Lightning v3.1 — language list corrected to 12 (voice catalog source of truth)

Correction. Earlier in the week we expanded the Lightning v3.1 documented language list to 22 codes plus auto, sourced from the server-side lightningV3_1Schema enum in waves-platform. Live testing showed those 22 codes are accepted by the schema but only 12 of them have voices in the catalog — the other 10 (de, fr, it, pl, nl, ru, sv, pt, ar, he) silently fall back to the voice’s default language when called. We were lying to users.

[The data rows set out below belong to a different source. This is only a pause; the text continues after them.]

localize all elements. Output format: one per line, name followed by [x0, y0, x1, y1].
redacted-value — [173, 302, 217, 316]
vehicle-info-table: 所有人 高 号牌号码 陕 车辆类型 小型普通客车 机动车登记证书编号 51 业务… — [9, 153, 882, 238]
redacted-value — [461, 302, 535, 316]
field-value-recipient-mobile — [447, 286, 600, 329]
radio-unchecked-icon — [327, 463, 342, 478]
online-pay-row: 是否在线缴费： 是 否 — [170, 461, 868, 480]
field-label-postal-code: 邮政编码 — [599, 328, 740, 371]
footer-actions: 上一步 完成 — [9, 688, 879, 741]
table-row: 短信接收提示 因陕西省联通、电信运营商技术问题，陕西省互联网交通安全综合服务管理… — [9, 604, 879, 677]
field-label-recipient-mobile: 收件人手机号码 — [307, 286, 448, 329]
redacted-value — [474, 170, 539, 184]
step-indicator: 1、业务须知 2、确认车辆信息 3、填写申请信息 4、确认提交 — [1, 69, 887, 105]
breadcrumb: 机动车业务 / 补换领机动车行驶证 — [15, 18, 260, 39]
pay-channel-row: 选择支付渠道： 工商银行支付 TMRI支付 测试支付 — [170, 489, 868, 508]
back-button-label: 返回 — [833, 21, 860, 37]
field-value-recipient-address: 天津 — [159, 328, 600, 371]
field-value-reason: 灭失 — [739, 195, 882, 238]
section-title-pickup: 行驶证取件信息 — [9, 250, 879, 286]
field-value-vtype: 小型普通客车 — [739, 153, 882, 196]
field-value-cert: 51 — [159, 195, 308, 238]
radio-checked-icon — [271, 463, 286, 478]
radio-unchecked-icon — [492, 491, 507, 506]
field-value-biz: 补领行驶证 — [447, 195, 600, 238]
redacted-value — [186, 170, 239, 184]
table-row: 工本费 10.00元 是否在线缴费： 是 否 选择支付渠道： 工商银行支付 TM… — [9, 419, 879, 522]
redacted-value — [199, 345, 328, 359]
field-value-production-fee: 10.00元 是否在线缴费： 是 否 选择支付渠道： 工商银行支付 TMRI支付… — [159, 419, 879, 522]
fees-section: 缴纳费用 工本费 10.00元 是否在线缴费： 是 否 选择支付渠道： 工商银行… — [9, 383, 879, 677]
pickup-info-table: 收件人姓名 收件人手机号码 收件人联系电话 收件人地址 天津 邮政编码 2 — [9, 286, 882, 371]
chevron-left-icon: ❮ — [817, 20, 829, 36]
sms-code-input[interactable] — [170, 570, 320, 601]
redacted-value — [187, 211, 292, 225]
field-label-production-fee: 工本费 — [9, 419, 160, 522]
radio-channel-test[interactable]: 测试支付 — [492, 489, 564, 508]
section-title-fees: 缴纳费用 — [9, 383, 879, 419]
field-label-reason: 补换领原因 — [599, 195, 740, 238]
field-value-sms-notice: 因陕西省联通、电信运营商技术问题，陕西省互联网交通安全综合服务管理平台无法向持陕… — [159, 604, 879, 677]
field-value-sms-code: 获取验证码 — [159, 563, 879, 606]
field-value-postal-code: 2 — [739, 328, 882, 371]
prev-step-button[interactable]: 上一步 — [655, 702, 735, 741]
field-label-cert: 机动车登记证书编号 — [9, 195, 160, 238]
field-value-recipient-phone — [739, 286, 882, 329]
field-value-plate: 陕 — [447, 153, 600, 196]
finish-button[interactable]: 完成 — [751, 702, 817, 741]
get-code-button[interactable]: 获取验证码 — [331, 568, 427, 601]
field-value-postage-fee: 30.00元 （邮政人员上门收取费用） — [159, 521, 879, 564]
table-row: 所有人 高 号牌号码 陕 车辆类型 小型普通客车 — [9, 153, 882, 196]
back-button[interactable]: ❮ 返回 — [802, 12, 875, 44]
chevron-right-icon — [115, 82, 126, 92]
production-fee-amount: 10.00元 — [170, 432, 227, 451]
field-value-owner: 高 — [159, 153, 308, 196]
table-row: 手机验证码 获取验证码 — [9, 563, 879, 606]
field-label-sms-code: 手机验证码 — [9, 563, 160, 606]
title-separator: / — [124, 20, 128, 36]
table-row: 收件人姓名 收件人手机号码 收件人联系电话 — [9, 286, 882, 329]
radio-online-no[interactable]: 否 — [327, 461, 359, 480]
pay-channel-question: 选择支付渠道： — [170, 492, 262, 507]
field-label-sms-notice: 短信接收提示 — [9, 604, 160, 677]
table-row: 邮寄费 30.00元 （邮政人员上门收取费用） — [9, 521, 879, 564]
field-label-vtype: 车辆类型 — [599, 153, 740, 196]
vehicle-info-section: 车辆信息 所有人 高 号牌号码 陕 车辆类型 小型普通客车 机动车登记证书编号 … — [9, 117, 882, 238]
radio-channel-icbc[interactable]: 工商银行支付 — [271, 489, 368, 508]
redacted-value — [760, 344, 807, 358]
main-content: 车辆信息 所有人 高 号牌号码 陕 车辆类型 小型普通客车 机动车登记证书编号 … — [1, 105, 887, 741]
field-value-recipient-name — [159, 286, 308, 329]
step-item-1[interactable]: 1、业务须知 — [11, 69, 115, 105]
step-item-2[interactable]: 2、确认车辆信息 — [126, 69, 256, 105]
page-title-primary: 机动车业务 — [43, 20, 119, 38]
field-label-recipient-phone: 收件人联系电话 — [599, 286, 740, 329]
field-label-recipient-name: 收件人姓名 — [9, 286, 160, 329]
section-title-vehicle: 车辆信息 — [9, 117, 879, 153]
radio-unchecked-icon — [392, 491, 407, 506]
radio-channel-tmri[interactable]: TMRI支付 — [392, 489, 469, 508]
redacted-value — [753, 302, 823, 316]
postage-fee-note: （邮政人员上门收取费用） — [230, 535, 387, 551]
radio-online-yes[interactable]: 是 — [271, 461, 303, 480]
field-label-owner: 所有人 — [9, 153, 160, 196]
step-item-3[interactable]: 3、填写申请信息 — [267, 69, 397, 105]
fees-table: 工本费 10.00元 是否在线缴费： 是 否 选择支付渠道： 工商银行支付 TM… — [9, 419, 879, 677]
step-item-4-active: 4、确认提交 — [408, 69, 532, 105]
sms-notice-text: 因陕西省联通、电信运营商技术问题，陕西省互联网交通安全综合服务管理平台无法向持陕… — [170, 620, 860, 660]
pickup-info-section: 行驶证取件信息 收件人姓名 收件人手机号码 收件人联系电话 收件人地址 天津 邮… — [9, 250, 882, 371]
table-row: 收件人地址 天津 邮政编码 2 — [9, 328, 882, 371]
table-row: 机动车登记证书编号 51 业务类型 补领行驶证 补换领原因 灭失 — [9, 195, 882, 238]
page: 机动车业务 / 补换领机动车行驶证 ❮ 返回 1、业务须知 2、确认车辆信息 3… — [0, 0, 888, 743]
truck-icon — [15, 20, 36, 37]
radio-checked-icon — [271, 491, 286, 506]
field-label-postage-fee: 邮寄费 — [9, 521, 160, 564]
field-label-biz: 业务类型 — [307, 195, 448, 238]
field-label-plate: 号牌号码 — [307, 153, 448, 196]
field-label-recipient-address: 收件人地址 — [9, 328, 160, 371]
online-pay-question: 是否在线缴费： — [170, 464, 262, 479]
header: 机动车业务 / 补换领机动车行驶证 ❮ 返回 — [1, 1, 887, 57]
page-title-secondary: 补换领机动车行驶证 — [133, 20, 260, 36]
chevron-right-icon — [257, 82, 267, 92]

Source of truth is now the voice catalog, not the schema enum. The actually-supported set is:

CodeLanguageVoices
enEnglish176
hiHindi115
taTamil13
esSpanish11
knKannada10
mrMarathi9
teTelugu8
orOdia8
paPunjabi8
mlMalayalam6
guGujarati5
bnBengali4

Plus auto for automatic language detection and code-switching across the above set. 217 voices total.

What changed:

  • Lightning v3.1 OpenAPI + AsyncAPI language enum narrowed to 12 codes + auto.
  • Model card, getting-started/models, text-to-speech overview, api-references/lightning-v3.1, integrations (LiveKit, Vercel AI SDK, JellyPod) all updated.
  • Removed the bogus Beta rows for German, French, Italian, Polish, Dutch, Russian, Swedish, Portuguese, Arabic, Hebrew.
  • Voice count corrected from “169 voices total” to 217.

Pulse STT (separate model) is unaffected — Pulse genuinely supports its full European + Indic + Asian language set via the multi-eu, multi-indic, multi-asian regional aggregators.

Reproducible verification. A live probe (scripts/spec-live-tests/spec_enum_vs_voice_catalog.py) now compares the spec’s language enum against the live GET /lightning-v3.1/get_voices response and fails CI if they drift. This catches the schema-vs-reality gap on every spec PR going forward.